Daarop is blijkens dat proces-verbaal het volgende geschied:
“De voorzitter schorst de zitting voor 10 minuten voor beraad aan de zijde van appellante. De voorzitter deelt [betrokkene 1] mede dat hij - indien hij dat wenst - de zitting kan verlaten.
Na hervatting stelt de voorzitter vast dat [betrokkene 1] de zitting heeft verlaten.
Mr. Souman verklaart dat zijn cliënte geen bezwaar heeft tegen een eindarrest van het hof,18.maar dat zij geen arrest zullen vragen; dat moet Flextime maar doen en dat kunnen ze niet, gelet op de onttrekking door de advocaat.

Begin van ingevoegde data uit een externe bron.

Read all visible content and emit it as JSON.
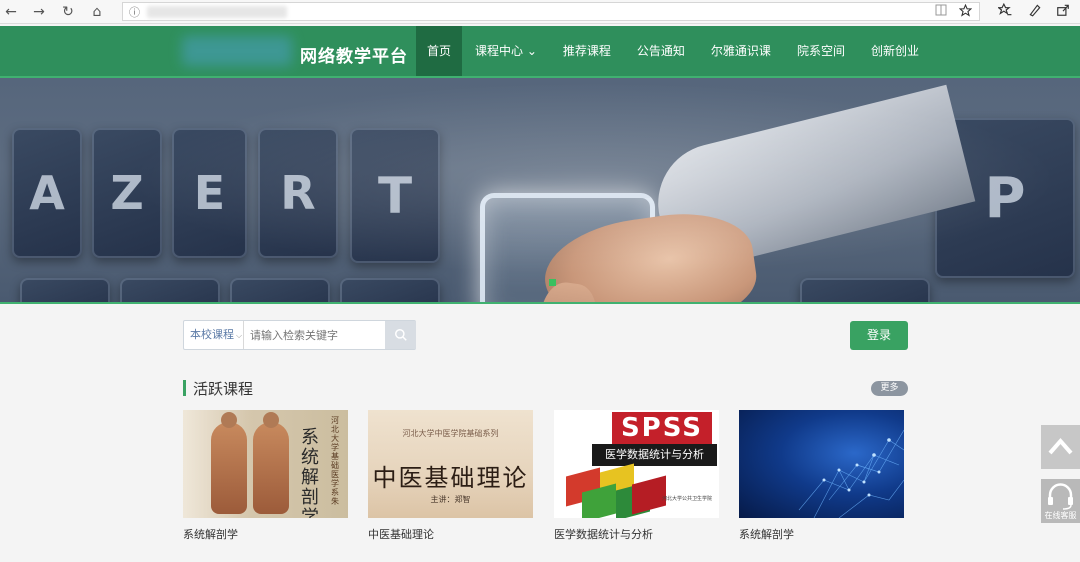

De voorzitter schorst de zitting voor beraad.
Na hervatting deelt de voorzitter mede dat het hof zich nader zal beraden op de door mr. Souman opgeworpen kwestie. De motivering voor die beslissing wordt in elk geval gegeven in het arrest of in een rolbeslissing indien het verzoek wordt gehonoreerd.
De voorzitter sluit de behandeling en bepaalt de uitspraakdatum in beginsel op 22 december 2020.”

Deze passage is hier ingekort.